O pedido do ministro Luiz Fux para “ajustes gramaticais” em seu voto de 492 páginas — lido durante mais de 12 horas — introduz um novo elemento no já complexo julgamento do ex-presidente Jair Bolsonaro ( PL). A medida, em aparência técnica, tem efeitos políticos e jurídicos relevantes: adia a publicação do acórdão e, por consequência, a decretação da prisão do ex-presidente.
O impacto no calendário judicial
Com o voto retido, o processo fica suspenso até que o ministro devolva o documento. Fux tem prazo de 60 dias para concluir a revisão, o que, na prática, pode deslocar o cumprimento da sentença para 2026, ano eleitoral. Essa postergação interessa diretamente a Bolsonaro, que, segundo aliados, esperava o início do cumprimento da pena em regime fechado ainda em novembro.
O conteúdo do voto de Fux, que absolveu o ex-presidente e condenou apenas o ex-ajudante de ordens Mauro Cid, abriu divergência em relação à maioria da Corte. Ao reter o texto sob o argumento de ajustes formais, o ministro também preserva espaço para eventuais revisões de mérito antes da publicação final.
Reações políticas e efeitos colaterais
O adiamento foi recebido com entusiasmo entre aliados de Bolsonaro, que se reuniram ontem com o presidente do PL, Valdemar da Costa Neto. O ex-presidente orientou sua bancada a intensificar articulações em torno do chamado “PL da Dosimetria”, uma tentativa de construir uma agenda legislativa capaz de reduzir danos políticos e jurídicos.
Nos bastidores, o movimento é interpretado como parte de uma estratégia para manter viva a influência bolsonarista no Congresso, especialmente num momento em que o governo Lula tenta conter a pressão por pautas de alto impacto fiscal.
A decisão de Fux, embora formalmente justificada por razões técnicas, amplia a intersecção entre o tempo da Justiça e o tempo da política. O resultado é um impasse que reforça a percepção de que, no Brasil, as sentenças mais delicadas raramente se limitam à gramática.
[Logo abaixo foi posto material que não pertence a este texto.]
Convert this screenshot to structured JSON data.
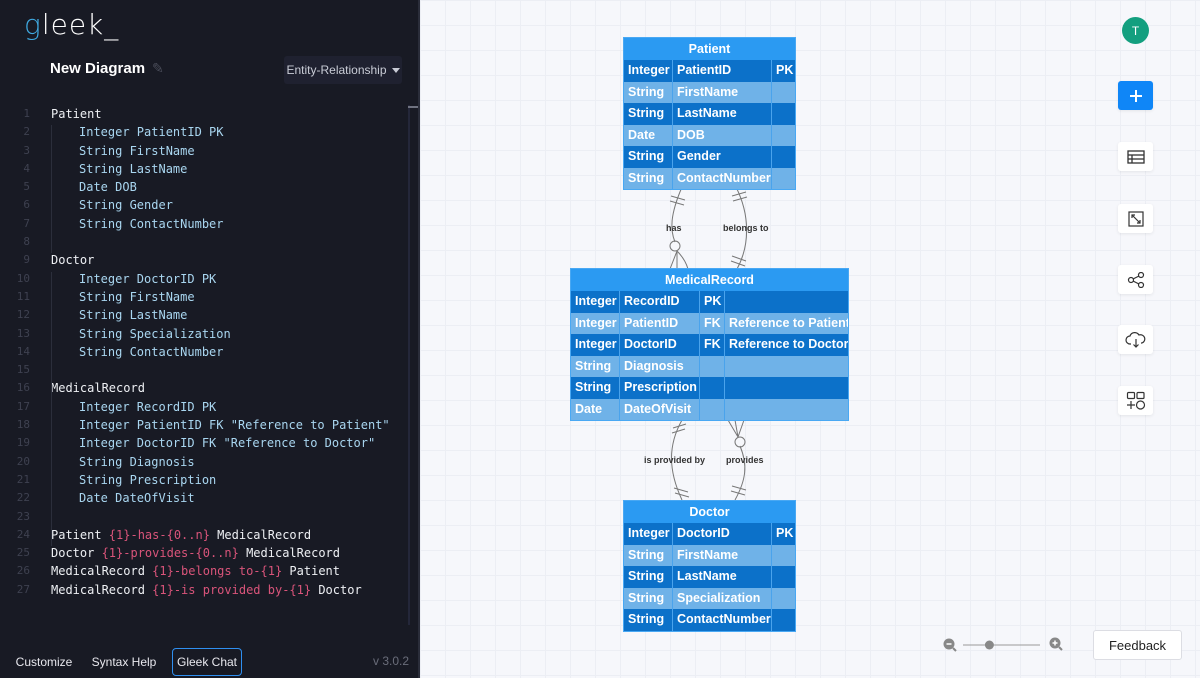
{
  "app": {
    "logo_g": "g",
    "logo_rest": "leek_",
    "version": "v 3.0.2"
  },
  "header": {
    "title": "New Diagram",
    "diagram_type": "Entity-Relationship"
  },
  "editor": {
    "lines": [
      {
        "n": "1",
        "text": "Patient",
        "indent": false
      },
      {
        "n": "2",
        "text": "Integer PatientID PK",
        "indent": true
      },
      {
        "n": "3",
        "text": "String FirstName",
        "indent": true
      },
      {
        "n": "4",
        "text": "String LastName",
        "indent": true
      },
      {
        "n": "5",
        "text": "Date DOB",
        "indent": true
      },
      {
        "n": "6",
        "text": "String Gender",
        "indent": true
      },
      {
        "n": "7",
        "text": "String ContactNumber",
        "indent": true
      },
      {
        "n": "8",
        "text": "",
        "indent": false
      },
      {
        "n": "9",
        "text": "Doctor",
        "indent": false
      },
      {
        "n": "10",
        "text": "Integer DoctorID PK",
        "indent": true
      },
      {
        "n": "11",
        "text": "String FirstName",
        "indent": true
      },
      {
        "n": "12",
        "text": "String LastName",
        "indent": true
      },
      {
        "n": "13",
        "text": "String Specialization",
        "indent": true
      },
      {
        "n": "14",
        "text": "String ContactNumber",
        "indent": true
      },
      {
        "n": "15",
        "text": "",
        "indent": false
      },
      {
        "n": "16",
        "text": "MedicalRecord",
        "indent": false
      },
      {
        "n": "17",
        "text": "Integer RecordID PK",
        "indent": true
      },
      {
        "n": "18",
        "text": "Integer PatientID FK \"Reference to Patient\"",
        "indent": true
      },
      {
        "n": "19",
        "text": "Integer DoctorID FK \"Reference to Doctor\"",
        "indent": true
      },
      {
        "n": "20",
        "text": "String Diagnosis",
        "indent": true
      },
      {
        "n": "21",
        "text": "String Prescription",
        "indent": true
      },
      {
        "n": "22",
        "text": "Date DateOfVisit",
        "indent": true
      },
      {
        "n": "23",
        "text": "",
        "indent": false
      },
      {
        "n": "24",
        "pre": "Patient ",
        "rel": "{1}-has-{0..n}",
        "post": " MedicalRecord"
      },
      {
        "n": "25",
        "pre": "Doctor ",
        "rel": "{1}-provides-{0..n}",
        "post": " MedicalRecord"
      },
      {
        "n": "26",
        "pre": "MedicalRecord ",
        "rel": "{1}-belongs to-{1}",
        "post": " Patient"
      },
      {
        "n": "27",
        "pre": "MedicalRecord ",
        "rel": "{1}-is provided by-{1}",
        "post": " Doctor"
      }
    ]
  },
  "footer": {
    "customize": "Customize",
    "syntax_help": "Syntax Help",
    "gleek_chat": "Gleek Chat"
  },
  "diagram": {
    "entities": [
      {
        "name": "Patient",
        "rows": [
          [
            "Integer",
            "PatientID",
            "PK"
          ],
          [
            "String",
            "FirstName",
            ""
          ],
          [
            "String",
            "LastName",
            ""
          ],
          [
            "Date",
            "DOB",
            ""
          ],
          [
            "String",
            "Gender",
            ""
          ],
          [
            "String",
            "ContactNumber",
            ""
          ]
        ]
      },
      {
        "name": "MedicalRecord",
        "rows": [
          [
            "Integer",
            "RecordID",
            "PK",
            ""
          ],
          [
            "Integer",
            "PatientID",
            "FK",
            "Reference to Patient"
          ],
          [
            "Integer",
            "DoctorID",
            "FK",
            "Reference to Doctor"
          ],
          [
            "String",
            "Diagnosis",
            "",
            ""
          ],
          [
            "String",
            "Prescription",
            "",
            ""
          ],
          [
            "Date",
            "DateOfVisit",
            "",
            ""
          ]
        ]
      },
      {
        "name": "Doctor",
        "rows": [
          [
            "Integer",
            "DoctorID",
            "PK"
          ],
          [
            "String",
            "FirstName",
            ""
          ],
          [
            "String",
            "LastName",
            ""
          ],
          [
            "String",
            "Specialization",
            ""
          ],
          [
            "String",
            "ContactNumber",
            ""
          ]
        ]
      }
    ],
    "relationships": [
      {
        "label": "has",
        "from": "Patient",
        "to": "MedicalRecord",
        "from_card": "1",
        "to_card": "0..n"
      },
      {
        "label": "belongs to",
        "from": "MedicalRecord",
        "to": "Patient",
        "from_card": "1",
        "to_card": "1"
      },
      {
        "label": "is provided by",
        "from": "MedicalRecord",
        "to": "Doctor",
        "from_card": "1",
        "to_card": "1"
      },
      {
        "label": "provides",
        "from": "Doctor",
        "to": "MedicalRecord",
        "from_card": "1",
        "to_card": "0..n"
      }
    ]
  },
  "toolbar": {
    "avatar_initial": "T",
    "feedback": "Feedback",
    "zoom_level": 0.2
  },
  "colors": {
    "accent": "#0f86f7",
    "entity_header": "#2b9af2",
    "row_dark": "#0c71c9",
    "row_light": "#6fb2e8",
    "avatar": "#139f7f",
    "relationship_text": "#d9547a"
  }
}
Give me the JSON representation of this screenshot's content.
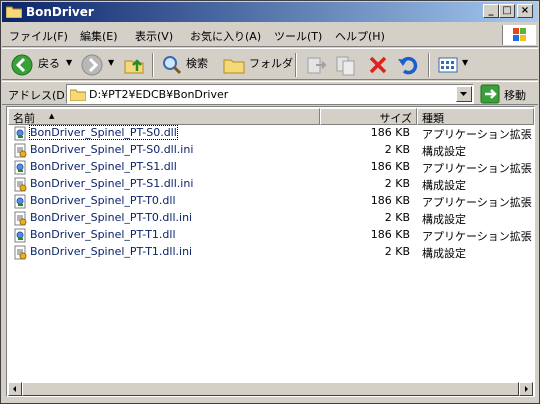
{
  "window": {
    "title": "BonDriver"
  },
  "menu": {
    "items": [
      "ファイル(F)",
      "編集(E)",
      "表示(V)",
      "お気に入り(A)",
      "ツール(T)",
      "ヘルプ(H)"
    ]
  },
  "toolbar": {
    "back_label": "戻る",
    "search_label": "検索",
    "folders_label": "フォルダ"
  },
  "address": {
    "label": "アドレス(D)",
    "value": "D:¥PT2¥EDCB¥BonDriver",
    "go_label": "移動"
  },
  "list": {
    "columns": {
      "name": "名前",
      "size": "サイズ",
      "type": "種類"
    },
    "rows": [
      {
        "name": "BonDriver_Spinel_PT-S0.dll",
        "size": "186 KB",
        "type": "アプリケーション拡張",
        "icon": "dll-icon"
      },
      {
        "name": "BonDriver_Spinel_PT-S0.dll.ini",
        "size": "2 KB",
        "type": "構成設定",
        "icon": "ini-icon"
      },
      {
        "name": "BonDriver_Spinel_PT-S1.dll",
        "size": "186 KB",
        "type": "アプリケーション拡張",
        "icon": "dll-icon"
      },
      {
        "name": "BonDriver_Spinel_PT-S1.dll.ini",
        "size": "2 KB",
        "type": "構成設定",
        "icon": "ini-icon"
      },
      {
        "name": "BonDriver_Spinel_PT-T0.dll",
        "size": "186 KB",
        "type": "アプリケーション拡張",
        "icon": "dll-icon"
      },
      {
        "name": "BonDriver_Spinel_PT-T0.dll.ini",
        "size": "2 KB",
        "type": "構成設定",
        "icon": "ini-icon"
      },
      {
        "name": "BonDriver_Spinel_PT-T1.dll",
        "size": "186 KB",
        "type": "アプリケーション拡張",
        "icon": "dll-icon"
      },
      {
        "name": "BonDriver_Spinel_PT-T1.dll.ini",
        "size": "2 KB",
        "type": "構成設定",
        "icon": "ini-icon"
      }
    ]
  },
  "colors": {
    "title_start": "#0a246a",
    "title_end": "#a6caf0",
    "link": "#0a246a",
    "delete_red": "#e0201a"
  }
}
Ontem, o ex-presidente se reuniu com Valdemar da Costa Neto, para discutir estratégias de reação. A principal delas é retomar a articulação em torno do “PL da Dosimetria” — novo nome dado ao projeto da anistia —, em diálogo com o deputado Paulinho da Força (Solidariedade-SP). A iniciativa tem duplo objetivo: garantir proteção jurídica a Bolsonaro e reanimar a base parlamentar conservadora.
O STF e o peso do tempo
Ao solicitar a devolução do voto, Fux cria uma pausa institucional que ultrapassa o campo jurídico. O Supremo, mesmo sem intenção explícita, redefine o tempo político. Cada dia de atraso na publicação do acórdão amplia a incerteza sobre a execução da pena e alimenta a retórica de confronto entre Poderes.
No tabuleiro da política brasileira, o tempo é uma variável de poder. A “revisão gramatical” de Fux, ainda que legítima, funciona como um freio que pode redesenhar os cálculos de 2026 — e reforça o quanto, no Brasil, o jurídico e o político seguem inseparáveis.